When we think of "narrative', we think of storytelling, of a format spread out over the pages of a book. But in art, narrative means compressing a story into a visual unit or series seen at once.
In other centuries, artists used symbols familiar to viewers to relate a story from the Bible or mythology. Later artists used narrative to relate news events, present everyday life or stir emotions. The narrative went out of style with the coming of abstract art, but it has returned in recent decades. Contemporary narrative artists suggest content that is often inconsequential, indecipherable or open to multiple interpretation. The viewer may fill in the blanks from his own experience or imagination.
A show of eight artists, whose work explores the range of the narrative, is on display at the Dunedin Fine Art Center. It is curated by Carol Todaro, who left the bay area in 1991 but has returned to stage other shows at the center. This is her first in two years.

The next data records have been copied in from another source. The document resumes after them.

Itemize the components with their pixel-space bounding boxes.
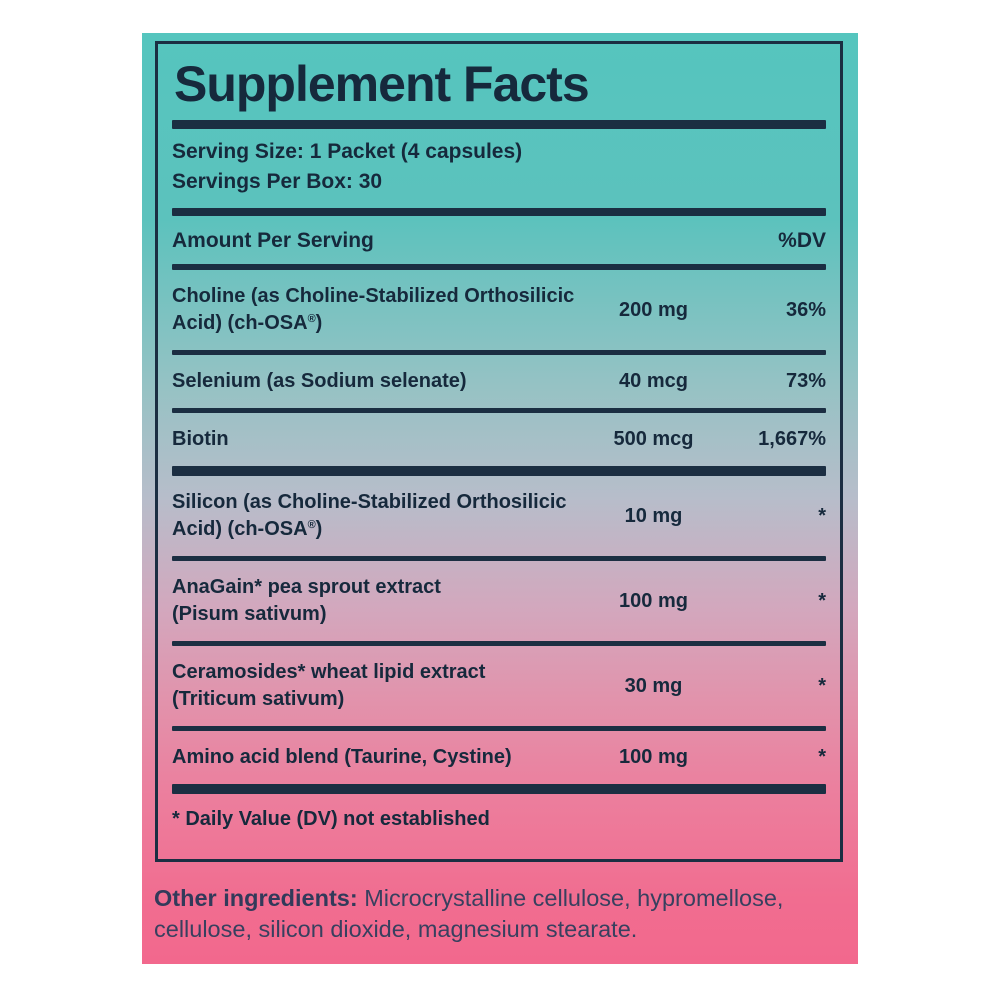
ingredient-dv: * <box>818 504 826 527</box>
ingredient-amount: 30 mg <box>624 674 683 697</box>
ingredient-row: Biotin 500 mcg 1,667% <box>172 413 826 466</box>
serving-size-text: Serving Size: 1 Packet (4 capsules) <box>172 140 523 163</box>
ingredient-name: Biotin <box>172 428 229 450</box>
other-ingredients: Other ingredients: Microcrystalline cell… <box>154 883 848 945</box>
ingredient-amount: 100 mg <box>619 746 688 768</box>
ingredient-row: Selenium (as Sodium selenate) 40 mcg 73% <box>172 355 826 408</box>
ingredient-amount: 500 mcg <box>613 428 694 450</box>
row-divider <box>172 466 826 476</box>
ingredient-dv: * <box>818 589 826 612</box>
ingredient-amount: 100 mg <box>619 589 688 612</box>
row-divider <box>172 641 826 646</box>
table-header-row: Amount Per Serving %DV <box>172 216 826 264</box>
title-divider <box>172 120 826 129</box>
ingredient-amount: 40 mcg <box>619 370 688 392</box>
ingredient-name: Silicon (as Choline-Stabilized Orthosili… <box>172 491 567 540</box>
ingredient-row: Amino acid blend (Taurine, Cystine) 100 m… <box>172 731 826 784</box>
ingredient-row: Silicon (as Choline-Stabilized Orthosili… <box>172 476 826 556</box>
registered-mark: ® <box>307 313 316 325</box>
percent-dv-header: %DV <box>778 229 826 252</box>
servings-per-box-text: Servings Per Box: 30 <box>172 169 383 193</box>
ingredient-name: Ceramosides* wheat lipid extract (Triticu… <box>172 661 486 710</box>
ingredient-amount: 200 mg <box>619 298 688 321</box>
supplement-facts-box: Supplement Facts Serving Size: 1 Packet … <box>155 41 843 862</box>
other-ingredients-text: Microcrystalline cellulose, hypromellose… <box>154 885 784 942</box>
row-divider <box>172 726 826 731</box>
ingredient-row: AnaGain* pea sprout extract (Pisum sativu… <box>172 561 826 641</box>
ingredient-dv: 36% <box>785 298 826 321</box>
ingredient-name: Amino acid blend (Taurine, Cystine) <box>172 746 512 768</box>
ingredient-row: Choline (as Choline-Stabilized Orthosili… <box>172 270 826 350</box>
ingredient-dv: 1,667% <box>758 428 826 450</box>
other-ingredients-label: Other ingredients: <box>154 885 358 911</box>
ingredient-row: Ceramosides* wheat lipid extract (Triticu… <box>172 646 826 726</box>
serving-info: Serving Size: 1 Packet (4 capsules) Serv… <box>172 137 826 196</box>
dv-footnote: * Daily Value (DV) not established <box>172 808 490 830</box>
ingredient-name: AnaGain* pea sprout extract (Pisum sativu… <box>172 576 441 625</box>
row-divider <box>172 556 826 561</box>
registered-mark: ® <box>307 519 316 531</box>
row-divider <box>172 408 826 413</box>
ingredient-dv: * <box>818 674 826 697</box>
ingredient-dv: 73% <box>785 370 826 392</box>
panel-title: Supplement Facts <box>174 56 590 112</box>
header-divider <box>172 264 826 270</box>
ingredient-name: Choline (as Choline-Stabilized Orthosili… <box>172 285 575 334</box>
ingredient-amount: 10 mg <box>624 504 683 527</box>
gradient-panel: Supplement Facts Serving Size: 1 Packet … <box>142 33 858 964</box>
row-divider <box>172 350 826 355</box>
ingredient-dv: * <box>818 746 826 768</box>
amount-per-serving-header: Amount Per Serving <box>172 229 374 252</box>
serving-divider <box>172 208 826 216</box>
ingredient-rows: Choline (as Choline-Stabilized Orthosili… <box>172 270 826 794</box>
row-divider <box>172 784 826 794</box>
ingredient-name: Selenium (as Sodium selenate) <box>172 370 467 392</box>
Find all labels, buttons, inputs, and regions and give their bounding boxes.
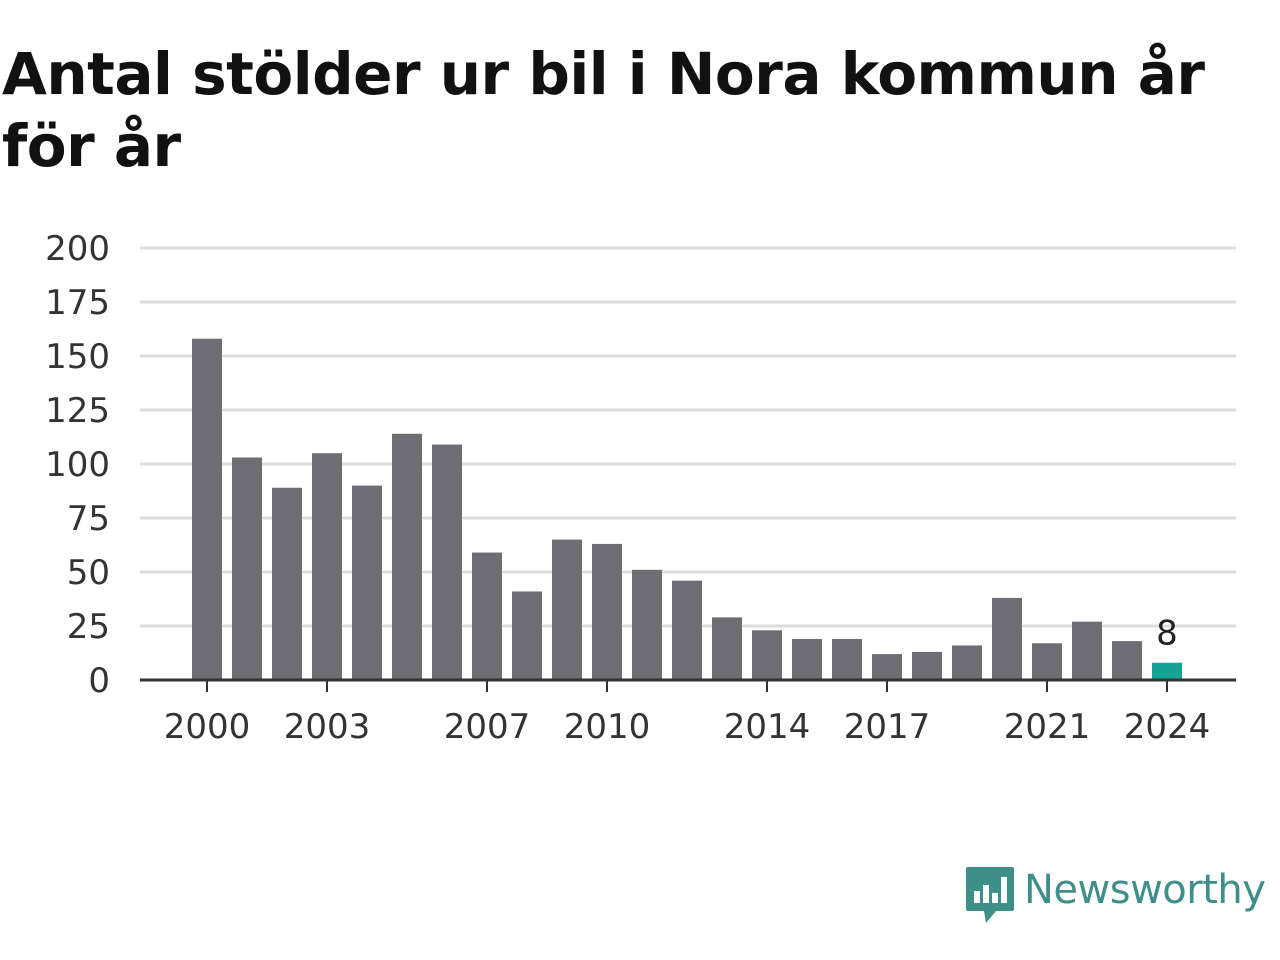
y-tick-label: 0 [88, 661, 110, 701]
x-tick-label: 2010 [564, 707, 651, 747]
y-tick-label: 125 [45, 391, 110, 431]
y-tick-label: 25 [67, 607, 110, 647]
bar [712, 617, 742, 680]
newsworthy-logo-icon [966, 867, 1014, 923]
data-label: 8 [1156, 614, 1178, 654]
bar [1032, 643, 1062, 680]
y-tick-label: 75 [67, 499, 110, 539]
bar [192, 338, 222, 680]
bar [832, 638, 862, 680]
bar [392, 433, 422, 680]
brand-name: Newsworthy [1024, 867, 1266, 913]
bar [1112, 641, 1142, 680]
newsworthy-logo: Newsworthy [964, 865, 1266, 927]
bar [872, 654, 902, 680]
x-tick-label: 2007 [444, 707, 531, 747]
chart-title: Antal stölder ur bil i Nora kommun år fö… [2, 40, 1205, 180]
bar [232, 457, 262, 680]
y-tick-label: 100 [45, 445, 110, 485]
y-axis-tick-labels: 0 25 50 75 100 125 150 175 200 [45, 229, 110, 701]
bar [912, 651, 942, 680]
x-tick-label: 2024 [1124, 707, 1211, 747]
x-tick-label: 2017 [844, 707, 931, 747]
bar [352, 485, 382, 680]
y-tick-label: 50 [67, 553, 110, 593]
bar [792, 638, 822, 680]
bar [552, 539, 582, 680]
y-tick-label: 150 [45, 337, 110, 377]
bar [992, 597, 1022, 680]
bars [192, 338, 1182, 680]
bar [672, 580, 702, 680]
x-tick-label: 2021 [1004, 707, 1091, 747]
x-tick-label: 2003 [284, 707, 371, 747]
x-axis-tick-labels: 2000 2003 2007 2010 2014 2017 2021 2024 [164, 707, 1211, 747]
y-tick-label: 175 [45, 283, 110, 323]
bar [312, 453, 342, 680]
bar [752, 630, 782, 680]
y-tick-label: 200 [45, 229, 110, 269]
x-axis [140, 678, 1236, 692]
bar [592, 543, 622, 680]
bar [1152, 662, 1182, 680]
data-labels: 8 [1156, 614, 1178, 654]
bar [1072, 621, 1102, 680]
x-tick-label: 2014 [724, 707, 811, 747]
bar [272, 487, 302, 680]
bar [432, 444, 462, 680]
bar [512, 591, 542, 680]
bar [472, 552, 502, 680]
gridlines [140, 246, 1236, 628]
bar [952, 645, 982, 680]
x-tick-label: 2000 [164, 707, 251, 747]
bar [632, 569, 662, 680]
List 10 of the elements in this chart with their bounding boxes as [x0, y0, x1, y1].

The show is not a chance for us to fully assess individual artists; we would need to see more of each's work to do that. Rather, it is an opportunity to consider the ways today's artists use contemporary idioms to make a statement.
Though seven of the artists are from Florida, only Maria Brito (Miami) and Mary Segal (Roseland) have exhibited in the bay area before.
Clean and articulate is the objective way to describe Kate Kretz's oil paintings, but you can't stop there. Kretz exhibits two works, both from a series of women asleep in cars. Her palette of brilliant secondary colors _ orange, green and purple _ create high contrast, and is emotionally agitating. But the women seem to be sleeping peacefully. In How Not To Be a Victim of your own Expectations, p. 73, the only real cause for alarm is a few strands of hair caught in the seat belt. The title is taken from a magazine article.
Family Portrait II from the series Traveler and His Road is a stainless steel sculpture by Gagik Aroutiunian of Baltimore, formerly of Armenia. A structure of precariously thin legs holds six trays, each with one or two photographs of family members, covered with liquid that will eventually cause them to fade. The artist completes the work with metal towers that draw the eyes upward, but with limited fulfillment.
Jennifer Renninger exhibits six works from her series, La Menagerie Du Museum (sic) National d'Histoire Naturelle, which plays on the dioramas in natural history museums that encase three-dimensional environments of a distant place or time. Referring to the sentimental times when those museums first came into being, she stages unreal settings, such as a horned woman in a diaphanous forest, then photographs them and sets the illusory reference in a deep, dark brown frame.
Rima Jabbur's diptych, The Resolving Storm, uses ominous colors and dynamic composition to show a bare and twisted tree in the upper left quadrant of one painting, contrasting with a yelping dog in the lower right. The dog could be stuck in the ground or giving birth; we do not see her hind legs. In the right painting, a faceless figure builds a boat hull, suggesting the story of Noah. The figure's red shirt is the one bright color in the two pieces, and is the most centered of the sparse images, suggesting a solution to the pain on the left.
In 25 candid photos, Dan Larkin's Cape Cod Diary provides a chronological record of one of his many trips to Cape Cod. His artist's statement offers clues: He feels at home there; his friends are like family. The photos, 8 by 10 inches including matte, are each defined by a perimeter line of irregular gray or black.
Maria Brito, who has exhibited in the bay area several times, uses free-standing mixed media assemblages to deal with her Catholicism and her Cuban American background. Some Mean Well incorporates an intravenous bottle of nails, vials of black substance, a rusty chain, organic white forms in vises and a black and white reproduction of a religious painting. The story line is muddled, but the message is clear: Suffering is occurring.
Mary Segal recycles word processor tape and scraps of painted paper into several panels that she calls frankly autobiographical narrative drawings. Here and there it is possible to read a word or even a series of words as she documents the happenings in her studio. The concept is unique, but its content and visual impact are remote. It is the least satisfying of the works on view.
Yolanda Sanchez draws on her Latin American (Spanish and pre-Columbian) heritage for two large works, minimal in image and vigorous in form, technique and color, to effectively express the theme of carnival, the festival before Lent. She uses the symbolism of the mask to heighten mystery.
As always, the center has done a fine job of creating an accompanying children's environment where adults can help youngsters gain more meaning from the show, and a notebook of additional information about the exhibit.
The Narrative Spirit
Where: Dunedin Fine Art Center, 1143 Michigan Blvd., Dunedin
When: 9 a.m.-5 p.m. Monday-Friday and 1-4 p.m. Sunday through April 11
Also on exhibit: Faculty Focus 97, selected works from the center's faculty
Related family activity: Today, 10-10:45 a.m. and 11-11:45 a.m. _ Tell Me a Story, Gallery tour, discussion, creative activities for preschool children and parents.